The editorial categories are research topics that have guided researchers during the recovery phase and continue to be the impetus behind the Documents Project’s digital archive and the Critical Documents book series. Developed by the project’s Editorial Board, each of the teams analyzed this framework and adapted it to their local contexts in developing their research objectives and work plans during the Recovery Phase. Learn more on the Editorial Framework page.
In this interview, Harry Gamboa, Jr. talks to muralists, Gronk and Willie Herrón. Gamboa’s introduction describes the collaborations of Gronk and Herrón that began in 1972: the two East Los Angeles muralists met that year and started collaborating on painted murals, and later on performance-based “mural” media—portable murals, walking murals, and instant murals—as well as on radio, video, and film works. Gamboa states that Herrón, Gronk, and Patssi Valdez adopted the name ASCO in 1974 (but does not comment on his own participation as a founding member of the group). The interview describes ASCO’s street performances, Walking Mural, First Supper, Instant Mural, and Birds Wave Goodbye. Three of Gamboa’s photographs are printed in this text: portraits of Gronk, Herrón, and a photo of the artists and Patssi Valdez in Walking Mural.

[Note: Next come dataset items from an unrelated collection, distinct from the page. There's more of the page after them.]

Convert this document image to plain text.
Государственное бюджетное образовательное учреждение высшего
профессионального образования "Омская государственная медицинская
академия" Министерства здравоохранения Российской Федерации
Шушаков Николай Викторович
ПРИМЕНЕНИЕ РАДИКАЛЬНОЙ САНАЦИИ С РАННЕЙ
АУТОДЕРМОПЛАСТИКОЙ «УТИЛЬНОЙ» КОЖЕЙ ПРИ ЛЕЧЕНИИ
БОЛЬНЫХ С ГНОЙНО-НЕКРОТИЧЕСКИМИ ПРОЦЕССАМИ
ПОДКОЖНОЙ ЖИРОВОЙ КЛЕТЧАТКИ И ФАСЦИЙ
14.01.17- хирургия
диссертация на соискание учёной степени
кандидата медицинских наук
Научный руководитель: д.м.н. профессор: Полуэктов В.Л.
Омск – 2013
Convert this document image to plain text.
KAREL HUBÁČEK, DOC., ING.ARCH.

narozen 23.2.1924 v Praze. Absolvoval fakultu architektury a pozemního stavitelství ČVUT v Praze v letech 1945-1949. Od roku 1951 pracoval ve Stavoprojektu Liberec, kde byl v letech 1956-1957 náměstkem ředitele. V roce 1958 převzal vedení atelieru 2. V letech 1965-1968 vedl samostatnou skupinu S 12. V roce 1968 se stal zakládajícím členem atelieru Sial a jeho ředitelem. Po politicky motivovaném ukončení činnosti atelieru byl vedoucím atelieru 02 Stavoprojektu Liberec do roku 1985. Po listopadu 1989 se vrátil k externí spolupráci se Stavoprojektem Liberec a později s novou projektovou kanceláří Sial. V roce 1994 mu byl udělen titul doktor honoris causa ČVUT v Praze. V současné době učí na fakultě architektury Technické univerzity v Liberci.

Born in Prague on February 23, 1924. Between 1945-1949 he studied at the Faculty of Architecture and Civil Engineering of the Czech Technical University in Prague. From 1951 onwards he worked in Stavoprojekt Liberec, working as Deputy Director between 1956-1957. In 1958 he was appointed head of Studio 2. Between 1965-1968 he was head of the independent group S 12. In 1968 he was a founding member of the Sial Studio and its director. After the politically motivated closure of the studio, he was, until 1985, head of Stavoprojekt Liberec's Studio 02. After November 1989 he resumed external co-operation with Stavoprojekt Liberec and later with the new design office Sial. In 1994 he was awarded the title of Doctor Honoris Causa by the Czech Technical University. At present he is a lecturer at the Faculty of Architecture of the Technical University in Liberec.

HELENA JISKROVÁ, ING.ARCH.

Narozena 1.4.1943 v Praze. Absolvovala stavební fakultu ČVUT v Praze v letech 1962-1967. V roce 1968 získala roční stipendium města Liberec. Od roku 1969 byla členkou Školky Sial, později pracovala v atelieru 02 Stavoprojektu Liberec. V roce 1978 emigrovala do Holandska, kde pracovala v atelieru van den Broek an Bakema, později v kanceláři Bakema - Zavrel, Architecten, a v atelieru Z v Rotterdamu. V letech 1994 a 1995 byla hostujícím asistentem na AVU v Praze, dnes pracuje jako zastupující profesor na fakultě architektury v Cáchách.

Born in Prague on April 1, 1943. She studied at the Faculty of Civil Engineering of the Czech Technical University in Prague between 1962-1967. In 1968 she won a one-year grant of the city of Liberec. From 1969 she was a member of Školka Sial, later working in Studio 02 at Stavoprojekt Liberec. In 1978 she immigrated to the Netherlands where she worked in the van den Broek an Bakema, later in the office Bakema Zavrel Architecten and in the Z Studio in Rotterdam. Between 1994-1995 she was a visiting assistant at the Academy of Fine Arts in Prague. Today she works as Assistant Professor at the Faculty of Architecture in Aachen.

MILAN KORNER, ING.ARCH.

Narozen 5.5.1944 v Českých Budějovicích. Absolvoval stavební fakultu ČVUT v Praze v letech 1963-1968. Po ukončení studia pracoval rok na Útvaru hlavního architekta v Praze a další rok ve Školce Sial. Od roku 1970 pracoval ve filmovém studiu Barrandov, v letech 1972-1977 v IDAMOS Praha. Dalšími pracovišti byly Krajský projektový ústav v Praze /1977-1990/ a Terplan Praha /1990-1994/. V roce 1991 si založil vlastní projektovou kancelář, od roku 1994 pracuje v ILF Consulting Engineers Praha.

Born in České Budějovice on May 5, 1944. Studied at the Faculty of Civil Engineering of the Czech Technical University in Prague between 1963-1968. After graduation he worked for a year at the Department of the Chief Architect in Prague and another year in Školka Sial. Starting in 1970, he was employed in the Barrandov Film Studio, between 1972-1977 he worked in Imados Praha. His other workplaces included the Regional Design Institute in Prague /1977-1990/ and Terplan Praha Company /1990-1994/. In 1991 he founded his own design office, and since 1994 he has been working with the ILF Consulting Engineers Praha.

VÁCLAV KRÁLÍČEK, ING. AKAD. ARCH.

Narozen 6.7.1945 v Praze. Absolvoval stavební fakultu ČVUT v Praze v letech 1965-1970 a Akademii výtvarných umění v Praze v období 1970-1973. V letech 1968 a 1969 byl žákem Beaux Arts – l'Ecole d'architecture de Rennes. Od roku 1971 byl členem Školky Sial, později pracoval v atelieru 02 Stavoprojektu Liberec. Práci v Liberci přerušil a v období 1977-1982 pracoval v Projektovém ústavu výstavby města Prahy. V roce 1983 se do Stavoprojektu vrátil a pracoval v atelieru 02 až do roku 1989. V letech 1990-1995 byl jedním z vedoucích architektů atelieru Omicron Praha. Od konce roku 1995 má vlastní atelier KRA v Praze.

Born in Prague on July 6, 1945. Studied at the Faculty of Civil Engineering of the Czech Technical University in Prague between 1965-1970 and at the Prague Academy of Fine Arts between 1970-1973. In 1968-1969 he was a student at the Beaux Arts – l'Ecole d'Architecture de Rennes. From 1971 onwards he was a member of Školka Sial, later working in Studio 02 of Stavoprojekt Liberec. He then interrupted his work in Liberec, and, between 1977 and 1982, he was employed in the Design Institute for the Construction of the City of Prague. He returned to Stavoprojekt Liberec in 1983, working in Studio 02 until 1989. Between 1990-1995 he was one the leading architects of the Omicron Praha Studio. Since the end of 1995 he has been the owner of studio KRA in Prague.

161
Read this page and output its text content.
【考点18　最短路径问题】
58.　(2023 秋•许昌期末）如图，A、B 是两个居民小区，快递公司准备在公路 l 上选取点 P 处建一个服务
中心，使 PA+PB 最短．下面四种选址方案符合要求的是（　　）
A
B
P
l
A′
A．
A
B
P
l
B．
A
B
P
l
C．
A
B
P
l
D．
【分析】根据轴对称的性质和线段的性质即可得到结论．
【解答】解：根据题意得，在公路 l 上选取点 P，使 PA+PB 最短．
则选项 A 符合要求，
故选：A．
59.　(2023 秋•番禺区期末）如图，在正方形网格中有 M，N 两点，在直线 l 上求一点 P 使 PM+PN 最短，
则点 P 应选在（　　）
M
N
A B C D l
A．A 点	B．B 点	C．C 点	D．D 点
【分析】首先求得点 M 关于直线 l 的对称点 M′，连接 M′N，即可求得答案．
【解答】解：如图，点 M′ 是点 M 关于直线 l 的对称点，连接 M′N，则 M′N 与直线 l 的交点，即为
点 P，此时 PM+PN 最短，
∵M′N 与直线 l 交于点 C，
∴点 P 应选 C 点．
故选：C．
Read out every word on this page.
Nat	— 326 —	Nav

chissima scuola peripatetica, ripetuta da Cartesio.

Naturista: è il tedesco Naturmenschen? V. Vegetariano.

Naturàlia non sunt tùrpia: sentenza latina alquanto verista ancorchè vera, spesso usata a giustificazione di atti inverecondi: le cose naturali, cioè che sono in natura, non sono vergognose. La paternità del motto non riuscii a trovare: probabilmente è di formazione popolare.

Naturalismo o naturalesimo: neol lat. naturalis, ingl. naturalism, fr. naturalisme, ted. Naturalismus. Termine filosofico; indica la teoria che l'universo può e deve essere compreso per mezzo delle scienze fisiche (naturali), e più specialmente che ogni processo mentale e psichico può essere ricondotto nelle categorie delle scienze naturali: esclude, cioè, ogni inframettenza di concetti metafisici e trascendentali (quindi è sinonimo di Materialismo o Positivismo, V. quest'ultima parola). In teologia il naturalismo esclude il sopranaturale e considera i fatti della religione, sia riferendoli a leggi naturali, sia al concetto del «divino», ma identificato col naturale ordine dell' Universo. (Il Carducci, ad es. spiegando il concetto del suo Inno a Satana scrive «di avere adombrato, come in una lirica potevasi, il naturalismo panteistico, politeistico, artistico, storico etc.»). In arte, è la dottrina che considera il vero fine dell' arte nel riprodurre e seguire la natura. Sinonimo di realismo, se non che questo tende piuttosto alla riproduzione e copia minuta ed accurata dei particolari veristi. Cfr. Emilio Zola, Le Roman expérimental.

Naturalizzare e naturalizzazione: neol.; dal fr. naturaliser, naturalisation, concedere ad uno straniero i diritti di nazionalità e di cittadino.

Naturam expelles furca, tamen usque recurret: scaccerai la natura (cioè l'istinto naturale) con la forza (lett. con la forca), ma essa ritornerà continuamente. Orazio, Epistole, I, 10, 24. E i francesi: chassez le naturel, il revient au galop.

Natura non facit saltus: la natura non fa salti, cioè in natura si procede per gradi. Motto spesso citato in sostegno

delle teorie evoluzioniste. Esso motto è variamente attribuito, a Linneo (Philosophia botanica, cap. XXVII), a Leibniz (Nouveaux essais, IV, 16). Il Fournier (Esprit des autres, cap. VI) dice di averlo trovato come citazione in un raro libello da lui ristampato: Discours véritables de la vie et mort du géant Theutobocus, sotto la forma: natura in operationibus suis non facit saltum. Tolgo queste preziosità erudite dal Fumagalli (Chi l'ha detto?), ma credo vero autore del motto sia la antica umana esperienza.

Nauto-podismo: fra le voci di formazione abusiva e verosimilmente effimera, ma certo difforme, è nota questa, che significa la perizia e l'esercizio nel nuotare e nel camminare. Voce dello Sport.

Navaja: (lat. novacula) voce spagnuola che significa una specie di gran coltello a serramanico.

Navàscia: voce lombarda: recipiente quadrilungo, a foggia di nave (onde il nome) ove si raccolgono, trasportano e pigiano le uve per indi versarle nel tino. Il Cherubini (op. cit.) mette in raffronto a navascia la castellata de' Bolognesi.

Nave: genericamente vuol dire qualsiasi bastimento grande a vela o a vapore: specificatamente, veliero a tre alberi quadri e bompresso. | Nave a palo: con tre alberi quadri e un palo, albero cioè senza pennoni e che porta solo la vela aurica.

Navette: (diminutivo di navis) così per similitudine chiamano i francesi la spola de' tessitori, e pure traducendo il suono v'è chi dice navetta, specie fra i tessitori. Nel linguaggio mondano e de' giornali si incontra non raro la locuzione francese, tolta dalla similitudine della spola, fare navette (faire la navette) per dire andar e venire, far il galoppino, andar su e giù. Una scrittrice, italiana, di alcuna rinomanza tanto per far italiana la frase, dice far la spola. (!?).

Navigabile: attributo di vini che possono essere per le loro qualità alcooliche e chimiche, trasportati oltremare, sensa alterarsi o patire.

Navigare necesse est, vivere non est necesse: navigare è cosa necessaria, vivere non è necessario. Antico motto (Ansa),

Though presented as such, this interview can also be considered as a conceptual artwork by the interviewer (Gamboa) and interviewees (Gronk and Herrón), who were at the time collaborators and founding members of the conceptual art group, ASCO, along with Patssi Valdez. The interviewees’ responses are clearly playful and irreverent, following the logic of free association and wordplay, instead of a standard Q&A, question-and-answer format. ASCO, a visual and performance art group active in the 1970s and ‘80s Los Angeles, used Conceptual art to draw attention to the socioeconomic living conditions in East Los Angeles as well as the racist, negative portrayal of Chicanos in the media.